Deerchild originates from South Indian Lake, Manitoba (Now called O-Pipon-Na-Piwin Cree Nation). She now lives in Winnipeg, Manitoba. In 2018, she was able to accomplish one of her dreams, which was to be an emcee in a powwow.

She left Unreserved in 2020 to host a new podcast series on indigenous history for the CBC, and was succeeded as host of Unreserved by Falen Johnson. In 2022, she is slated to have her first acting role, as a recurring character in the television sitcom Acting Good.

==Literary career==
Deerchild's poetry has appeared in a number of literary magazines including: Prairie Fire and CV2. Her work has been anthologized in Post-prairie: An Anthology of New Poetry (Talonbooks, 2005), Strong Women Stories: Native Vision and Community Survival (Sumach Press, 2003), and #NotYourPrincess (Annick Press, 2017).

She is the co-founder and remains a member of the Aboriginal Writers Collective established in 1999. The collective, a group of Manitoba writers, has released two collections in print, urban kool and Bone Memory, and a live spoken word CD, Red City. Rosanna has also performed live comedy and has written book reviews for the Winnipeg Free Press. Her first book, This is a Small Northern Town, is a full-length collection of poems that looks at a small northern town that is heavily divided along colour lines and holds long family secrets.

Deerchild's second book, Calling Down the Sky, is a deeply personal piece about Canada's Indigenous Residential Schools. This book is, in part, the product of a multi-year healing journey and tells the story of Deerchild's own mother and her struggles as a generational survivor of residential schools. This book also won the Lowther Memorial award in 2016.

Deerchild is also credited with contributions and editing of the book, Gush: Menstrual Manifestos for Our Times. Over 100 female and non-binary writers contributed, including Deerchild, and she was one of three editors.

In 2009, Deerchild was awarded the Aqua Books Lansdowne Prize for Poetry for her this is a small northern town full length poetry publication.

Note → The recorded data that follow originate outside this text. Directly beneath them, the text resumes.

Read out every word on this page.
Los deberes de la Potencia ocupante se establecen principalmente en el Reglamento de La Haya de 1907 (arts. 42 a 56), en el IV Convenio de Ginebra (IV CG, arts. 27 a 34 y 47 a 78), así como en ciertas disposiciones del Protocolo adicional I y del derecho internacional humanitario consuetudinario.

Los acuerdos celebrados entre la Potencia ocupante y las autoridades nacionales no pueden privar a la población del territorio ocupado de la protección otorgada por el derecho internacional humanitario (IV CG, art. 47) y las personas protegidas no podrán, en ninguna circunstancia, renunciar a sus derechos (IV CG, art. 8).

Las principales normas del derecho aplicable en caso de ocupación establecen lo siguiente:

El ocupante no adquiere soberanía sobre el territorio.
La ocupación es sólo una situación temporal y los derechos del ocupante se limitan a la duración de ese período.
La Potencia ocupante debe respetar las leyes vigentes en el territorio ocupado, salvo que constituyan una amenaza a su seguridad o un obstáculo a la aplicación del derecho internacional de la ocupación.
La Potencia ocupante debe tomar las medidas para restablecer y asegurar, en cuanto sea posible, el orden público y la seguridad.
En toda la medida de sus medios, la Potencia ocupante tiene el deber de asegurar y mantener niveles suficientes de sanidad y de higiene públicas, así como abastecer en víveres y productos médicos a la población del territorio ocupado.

Deerchild and her mother Edna Ferguson wrote a poetry book about her residential school experience together.

== Activism ==
In 2015, Deerchild appeared on the cover of Maclean's Magazine accompanied by the quote "They call me a stupid squaw, or tell me to go back to the rez". The magazine called Winnipeg Canada's most racist city and featured numerous Indigenous voices who had experienced racism. Following the release of the magazine Deerchild frequently spoke about racism, public perception, and Indigenous life in Winnipeg. Deerchild and her appearance in Maclean's Magazine, was recognized again when Brian Bowman, the mayor of Winnipeg in 2015, did not deny the level of racism in Winnipeg but encouraged the community to lead the eradication of racism in the nation.